Antarctica Records Gravity Dip Due to Loss of Ice Mass, Satellite Data Shows
A significant loss of ice from West Antarctica between 2009 and 2012 has caused a dip in the gravity field in the region, satellite data has revealed.
Gravity, which is a constant for the planet as a whole, actually varies slightly from place to place depending on factors such as the planet's rotation and the position of mountains and ocean trenches. In this case, the amount of ice too.
By combining the high-resolution gravity field measurements from the ESA's Goce satellite with that of the Grace satellite mission, scientists from the German Geodetic Research Institute, Delft University of Technology in the Netherlands, the Jet Propulsion Lab in USA and the Technical University of Munich in Germany found the decrease in the mass of ice during the period.

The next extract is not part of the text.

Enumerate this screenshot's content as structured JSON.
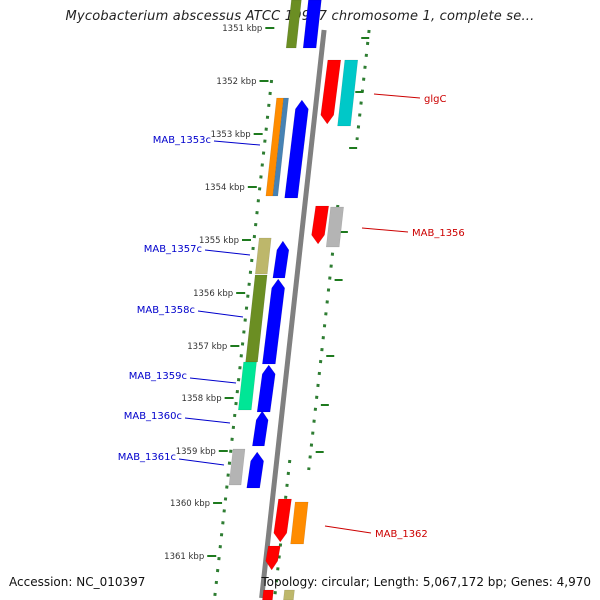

The dip in gravity is a minor issue here, but the fact that it was significant to be detected points to the ice loss being further confirmation that warming is changing the Antarctic.
Although the GOCE satellite is no more, its four years in orbit skirting the atmosphere resulted in a series of four gravity models. These models have been used to generate corresponding 'geoids' – the surface of a global ocean moulded by gravity alone.
GOCE's high-resolution data allowed the scientists to map changes in ice mass in small glacial systems.
Data from ESA's CryoSat satellite had shown recently a three-fold increase in the rate of ice loss since 2009 and a shrinking in volume by almost 400 cubic kilometres between 2011 and 2014.
Global sea levels can go up by 50 inches by the end of the century due to melting ice in west Antarctica.